The same problem, the same financing cost approach proposed by the US Treasury may be suitable for global challenges -such as climate change- to provide affordable financing options independently of the country’s income level. For this, MDBs need more flexibility in their financing policies, combine different financial instruments, and tailor them to each country’s needs, considering their access to financial markets and other elements.
On the one hand, countries with broad market access may require financial instruments to reduce risks early in the investment cycle. For these countries, using credit enhancers to reduce the financial cost of specific projects may be a suitable approach. On the other hand, countries with less market access may need to rely on a mix of conventional loans and grants to provide concessional financing. Countries falling somewhere in between may require a different combination of solutions as necessary.
Considering the specific country’s circumstances will ensure effectiveness. For example, greening the MDBs’ guarantees for project finance -currently underutilized by MDBs and governments- and creating concessional funding mixes may be extremely useful to enhance public and private investments in sustainability.
Since the financing gap is massive, the MDBs financing effort must be complemented by the private sector. For this, all the resources in an economy should be proactively focused on addressing sustainability by combining social and environmental policies. The private financing arms of the MDBs are essential for market development and to mobilize private resources towards at least one sustainable objective. These arms could support policies and financial regulation for some countries with market access. For example, Mexico is building a market-driven sustainable finance approach that includes the development of sustainable debt and capital markets, as well as the use of sustainable taxonomies in the financial sector to mobilize more resources toward sustainable projects.
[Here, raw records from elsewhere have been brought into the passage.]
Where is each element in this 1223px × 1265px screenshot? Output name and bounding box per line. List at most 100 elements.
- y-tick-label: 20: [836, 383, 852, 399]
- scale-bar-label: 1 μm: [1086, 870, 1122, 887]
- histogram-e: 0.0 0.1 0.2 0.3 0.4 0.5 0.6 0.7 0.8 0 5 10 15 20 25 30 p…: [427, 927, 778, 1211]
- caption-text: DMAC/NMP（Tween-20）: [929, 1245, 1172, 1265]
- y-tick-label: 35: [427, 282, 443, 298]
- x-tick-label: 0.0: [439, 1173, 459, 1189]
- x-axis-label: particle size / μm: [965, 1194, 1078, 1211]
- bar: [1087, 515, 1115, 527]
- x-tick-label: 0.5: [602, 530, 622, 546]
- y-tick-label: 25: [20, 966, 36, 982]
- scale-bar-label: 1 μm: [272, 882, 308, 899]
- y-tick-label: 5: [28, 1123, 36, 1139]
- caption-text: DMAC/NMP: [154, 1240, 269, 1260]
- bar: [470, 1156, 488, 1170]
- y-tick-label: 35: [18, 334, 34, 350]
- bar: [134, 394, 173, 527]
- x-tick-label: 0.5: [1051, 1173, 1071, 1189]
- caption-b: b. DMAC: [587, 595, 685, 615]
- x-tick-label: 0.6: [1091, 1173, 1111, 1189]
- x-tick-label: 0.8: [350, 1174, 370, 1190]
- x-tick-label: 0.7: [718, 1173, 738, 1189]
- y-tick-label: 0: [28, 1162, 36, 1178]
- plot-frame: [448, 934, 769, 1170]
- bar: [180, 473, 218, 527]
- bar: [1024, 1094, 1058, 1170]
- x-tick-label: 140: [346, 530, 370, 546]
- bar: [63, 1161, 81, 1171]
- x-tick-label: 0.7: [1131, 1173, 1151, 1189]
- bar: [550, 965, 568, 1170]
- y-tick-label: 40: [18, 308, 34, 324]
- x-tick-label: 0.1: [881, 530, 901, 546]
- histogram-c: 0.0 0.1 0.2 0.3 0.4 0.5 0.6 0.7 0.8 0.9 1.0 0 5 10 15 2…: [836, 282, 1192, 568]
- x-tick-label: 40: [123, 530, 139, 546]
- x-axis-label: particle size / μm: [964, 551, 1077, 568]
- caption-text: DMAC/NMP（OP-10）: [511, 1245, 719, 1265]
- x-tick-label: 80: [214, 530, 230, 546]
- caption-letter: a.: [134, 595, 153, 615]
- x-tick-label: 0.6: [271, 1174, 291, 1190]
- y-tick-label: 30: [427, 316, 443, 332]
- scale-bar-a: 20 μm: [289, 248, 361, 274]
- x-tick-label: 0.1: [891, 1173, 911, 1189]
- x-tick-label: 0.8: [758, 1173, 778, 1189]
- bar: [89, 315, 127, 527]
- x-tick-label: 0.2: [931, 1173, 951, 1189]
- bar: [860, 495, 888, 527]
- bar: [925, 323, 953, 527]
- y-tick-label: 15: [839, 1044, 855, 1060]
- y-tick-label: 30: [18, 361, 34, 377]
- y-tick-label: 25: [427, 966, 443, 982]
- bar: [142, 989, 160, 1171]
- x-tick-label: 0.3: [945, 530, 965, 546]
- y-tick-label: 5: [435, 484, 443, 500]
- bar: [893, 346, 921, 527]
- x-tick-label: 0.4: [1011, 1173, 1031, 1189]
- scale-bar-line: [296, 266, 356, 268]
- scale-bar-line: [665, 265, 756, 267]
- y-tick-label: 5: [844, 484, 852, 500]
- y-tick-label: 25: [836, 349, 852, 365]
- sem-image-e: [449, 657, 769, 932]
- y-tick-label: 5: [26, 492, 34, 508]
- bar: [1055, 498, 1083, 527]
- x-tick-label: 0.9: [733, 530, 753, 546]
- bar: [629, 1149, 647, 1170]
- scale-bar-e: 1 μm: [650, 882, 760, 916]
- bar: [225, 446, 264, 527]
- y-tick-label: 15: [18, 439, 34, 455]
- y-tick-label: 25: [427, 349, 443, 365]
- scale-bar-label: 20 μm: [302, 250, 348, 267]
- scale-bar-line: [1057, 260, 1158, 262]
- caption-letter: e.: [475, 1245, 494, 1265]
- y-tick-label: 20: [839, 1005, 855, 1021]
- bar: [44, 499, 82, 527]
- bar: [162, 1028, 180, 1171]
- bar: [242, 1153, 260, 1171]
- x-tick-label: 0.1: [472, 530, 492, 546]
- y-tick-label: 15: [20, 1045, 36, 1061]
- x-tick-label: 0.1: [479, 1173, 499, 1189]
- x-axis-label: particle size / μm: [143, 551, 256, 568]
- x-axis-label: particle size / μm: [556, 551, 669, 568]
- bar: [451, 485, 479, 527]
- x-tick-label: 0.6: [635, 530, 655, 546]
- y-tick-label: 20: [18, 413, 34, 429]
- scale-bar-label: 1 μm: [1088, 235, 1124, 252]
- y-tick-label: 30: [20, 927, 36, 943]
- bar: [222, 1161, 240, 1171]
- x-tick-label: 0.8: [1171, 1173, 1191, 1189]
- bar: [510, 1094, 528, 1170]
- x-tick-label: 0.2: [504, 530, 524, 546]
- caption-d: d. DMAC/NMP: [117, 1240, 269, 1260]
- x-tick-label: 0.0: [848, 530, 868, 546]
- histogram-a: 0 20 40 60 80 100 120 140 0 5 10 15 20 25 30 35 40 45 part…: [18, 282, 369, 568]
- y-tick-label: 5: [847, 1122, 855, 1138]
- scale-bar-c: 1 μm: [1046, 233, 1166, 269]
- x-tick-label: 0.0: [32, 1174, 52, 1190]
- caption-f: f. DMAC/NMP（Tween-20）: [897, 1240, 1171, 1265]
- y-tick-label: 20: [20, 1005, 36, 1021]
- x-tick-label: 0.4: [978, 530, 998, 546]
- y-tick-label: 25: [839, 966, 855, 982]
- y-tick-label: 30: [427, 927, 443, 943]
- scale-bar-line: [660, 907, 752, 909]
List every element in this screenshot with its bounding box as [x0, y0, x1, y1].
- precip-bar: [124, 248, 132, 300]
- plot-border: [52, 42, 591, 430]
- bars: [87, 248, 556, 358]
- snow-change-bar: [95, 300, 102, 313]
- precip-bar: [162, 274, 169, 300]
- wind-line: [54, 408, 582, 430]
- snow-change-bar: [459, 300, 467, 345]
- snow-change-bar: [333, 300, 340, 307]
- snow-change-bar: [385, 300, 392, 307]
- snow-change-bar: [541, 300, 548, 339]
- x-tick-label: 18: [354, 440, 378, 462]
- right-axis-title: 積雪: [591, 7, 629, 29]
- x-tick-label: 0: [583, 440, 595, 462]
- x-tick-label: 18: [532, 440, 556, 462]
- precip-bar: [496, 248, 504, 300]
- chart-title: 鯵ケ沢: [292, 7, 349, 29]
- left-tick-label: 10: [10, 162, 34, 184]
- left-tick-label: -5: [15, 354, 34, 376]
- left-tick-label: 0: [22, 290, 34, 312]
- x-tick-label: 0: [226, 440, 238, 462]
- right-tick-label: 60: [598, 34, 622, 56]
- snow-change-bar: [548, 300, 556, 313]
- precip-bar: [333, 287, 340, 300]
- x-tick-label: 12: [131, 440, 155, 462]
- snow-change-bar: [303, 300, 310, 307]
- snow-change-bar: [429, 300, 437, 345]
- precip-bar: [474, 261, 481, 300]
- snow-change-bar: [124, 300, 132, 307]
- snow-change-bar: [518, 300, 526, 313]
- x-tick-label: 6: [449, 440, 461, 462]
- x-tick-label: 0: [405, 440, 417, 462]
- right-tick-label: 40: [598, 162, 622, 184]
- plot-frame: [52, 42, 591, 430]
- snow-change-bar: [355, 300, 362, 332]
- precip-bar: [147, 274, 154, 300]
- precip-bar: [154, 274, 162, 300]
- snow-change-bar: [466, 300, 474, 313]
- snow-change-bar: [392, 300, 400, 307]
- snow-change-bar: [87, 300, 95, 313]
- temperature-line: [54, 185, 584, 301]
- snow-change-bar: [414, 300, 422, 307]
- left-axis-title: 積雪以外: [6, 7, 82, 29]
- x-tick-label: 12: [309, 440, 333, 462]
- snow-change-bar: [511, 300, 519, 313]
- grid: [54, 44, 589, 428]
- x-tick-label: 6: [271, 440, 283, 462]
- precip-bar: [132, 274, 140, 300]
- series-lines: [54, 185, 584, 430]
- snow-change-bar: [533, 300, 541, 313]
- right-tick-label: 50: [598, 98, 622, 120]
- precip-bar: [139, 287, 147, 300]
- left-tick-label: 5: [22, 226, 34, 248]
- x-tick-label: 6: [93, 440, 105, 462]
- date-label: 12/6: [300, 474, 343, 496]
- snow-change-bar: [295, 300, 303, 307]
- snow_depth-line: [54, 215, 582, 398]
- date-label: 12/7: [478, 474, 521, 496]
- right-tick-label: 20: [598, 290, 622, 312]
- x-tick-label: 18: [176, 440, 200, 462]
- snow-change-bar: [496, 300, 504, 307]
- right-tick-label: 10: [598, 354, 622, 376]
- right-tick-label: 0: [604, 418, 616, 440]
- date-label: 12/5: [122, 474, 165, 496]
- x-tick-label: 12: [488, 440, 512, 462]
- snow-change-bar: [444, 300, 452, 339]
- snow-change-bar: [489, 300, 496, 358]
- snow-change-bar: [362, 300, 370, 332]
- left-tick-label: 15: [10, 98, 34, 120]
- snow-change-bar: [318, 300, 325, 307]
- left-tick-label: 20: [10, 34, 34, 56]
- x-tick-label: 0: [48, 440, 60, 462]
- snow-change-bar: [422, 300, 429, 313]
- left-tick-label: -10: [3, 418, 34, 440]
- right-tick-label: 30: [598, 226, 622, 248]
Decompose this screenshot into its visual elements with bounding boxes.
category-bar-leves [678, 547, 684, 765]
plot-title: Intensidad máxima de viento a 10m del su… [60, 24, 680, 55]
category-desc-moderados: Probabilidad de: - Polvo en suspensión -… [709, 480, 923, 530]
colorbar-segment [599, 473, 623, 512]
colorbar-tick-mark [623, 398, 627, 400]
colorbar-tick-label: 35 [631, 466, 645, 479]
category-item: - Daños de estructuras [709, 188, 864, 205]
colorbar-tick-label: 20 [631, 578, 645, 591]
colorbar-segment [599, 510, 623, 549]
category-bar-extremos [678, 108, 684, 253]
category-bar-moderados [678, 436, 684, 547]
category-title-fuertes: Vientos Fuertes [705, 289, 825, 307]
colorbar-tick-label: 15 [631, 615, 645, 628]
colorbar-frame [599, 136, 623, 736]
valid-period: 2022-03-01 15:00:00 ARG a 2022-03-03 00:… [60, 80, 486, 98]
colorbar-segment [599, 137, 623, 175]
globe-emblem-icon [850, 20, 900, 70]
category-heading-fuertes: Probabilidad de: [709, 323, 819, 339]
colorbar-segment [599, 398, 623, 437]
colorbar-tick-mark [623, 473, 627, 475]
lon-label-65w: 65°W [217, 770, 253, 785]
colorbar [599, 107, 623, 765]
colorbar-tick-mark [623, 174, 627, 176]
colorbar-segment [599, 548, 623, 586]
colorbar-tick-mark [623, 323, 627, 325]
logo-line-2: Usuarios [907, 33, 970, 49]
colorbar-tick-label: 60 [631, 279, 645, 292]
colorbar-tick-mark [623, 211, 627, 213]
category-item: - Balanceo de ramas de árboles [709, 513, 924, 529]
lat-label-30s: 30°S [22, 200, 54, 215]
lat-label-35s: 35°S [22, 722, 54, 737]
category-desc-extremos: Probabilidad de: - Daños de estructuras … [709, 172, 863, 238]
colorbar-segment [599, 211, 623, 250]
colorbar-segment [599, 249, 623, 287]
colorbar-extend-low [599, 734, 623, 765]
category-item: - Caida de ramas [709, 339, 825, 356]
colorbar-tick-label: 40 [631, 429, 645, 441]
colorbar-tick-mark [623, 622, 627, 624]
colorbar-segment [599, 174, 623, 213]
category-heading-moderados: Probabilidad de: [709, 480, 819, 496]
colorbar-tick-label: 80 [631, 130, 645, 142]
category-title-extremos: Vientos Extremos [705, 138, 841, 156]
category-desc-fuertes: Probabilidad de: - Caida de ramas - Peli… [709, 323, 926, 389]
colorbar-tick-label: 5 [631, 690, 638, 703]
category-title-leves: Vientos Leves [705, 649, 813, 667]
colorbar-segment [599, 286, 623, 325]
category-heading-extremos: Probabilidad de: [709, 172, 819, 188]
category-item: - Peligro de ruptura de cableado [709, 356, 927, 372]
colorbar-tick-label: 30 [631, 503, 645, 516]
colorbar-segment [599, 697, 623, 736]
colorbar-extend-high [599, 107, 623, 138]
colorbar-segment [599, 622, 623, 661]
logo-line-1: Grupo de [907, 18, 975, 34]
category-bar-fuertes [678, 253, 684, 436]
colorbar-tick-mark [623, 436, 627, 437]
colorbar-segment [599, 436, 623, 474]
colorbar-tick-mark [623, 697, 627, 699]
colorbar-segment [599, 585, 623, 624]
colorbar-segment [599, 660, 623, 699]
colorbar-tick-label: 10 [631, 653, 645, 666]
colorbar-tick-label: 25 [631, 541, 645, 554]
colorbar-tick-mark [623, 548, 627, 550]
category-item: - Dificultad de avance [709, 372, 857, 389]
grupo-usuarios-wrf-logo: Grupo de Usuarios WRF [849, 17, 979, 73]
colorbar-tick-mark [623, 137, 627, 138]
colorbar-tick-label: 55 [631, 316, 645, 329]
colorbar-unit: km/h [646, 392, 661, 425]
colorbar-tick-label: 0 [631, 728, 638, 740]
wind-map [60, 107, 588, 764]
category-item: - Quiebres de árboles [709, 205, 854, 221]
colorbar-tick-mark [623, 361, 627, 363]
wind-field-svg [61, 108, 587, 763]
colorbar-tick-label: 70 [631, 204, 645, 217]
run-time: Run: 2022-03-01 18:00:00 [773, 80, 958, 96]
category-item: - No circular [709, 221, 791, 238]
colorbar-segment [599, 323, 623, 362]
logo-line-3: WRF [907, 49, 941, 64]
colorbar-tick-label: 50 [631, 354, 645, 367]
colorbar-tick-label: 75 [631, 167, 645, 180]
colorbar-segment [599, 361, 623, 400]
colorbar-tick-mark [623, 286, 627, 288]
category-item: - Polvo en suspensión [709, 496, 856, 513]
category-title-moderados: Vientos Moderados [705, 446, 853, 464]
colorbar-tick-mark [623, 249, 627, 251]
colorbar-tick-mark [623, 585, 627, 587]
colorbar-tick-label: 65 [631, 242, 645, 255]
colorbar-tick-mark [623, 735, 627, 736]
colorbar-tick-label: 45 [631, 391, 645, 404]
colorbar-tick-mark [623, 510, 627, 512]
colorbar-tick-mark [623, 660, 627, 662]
In this regard, global action is needed, and the MDBs have a leading role in promoting practices and policies. There seems to be a positive and proactive feeling as the governors of the MDBs will meet in the spring meetings. The US Treasury is championing a change in the MDBs approach to reduce financing costs and speed investment for climate actions, and with the change in leadership at the World Bank and the Inter-American Development Bank, an opportunity presents itself to achieve this goal.
The effort to achieve sustainability needs to be urgently expanded and will need to be coupled with low-cost financing and rapid resource mobilization at a global scale. MDBs are called to be at the core of this effort.
Gabriel Yorio-Gonzalez is currently the deputy finance minister of Mexico and MDB´s Alternate Governor.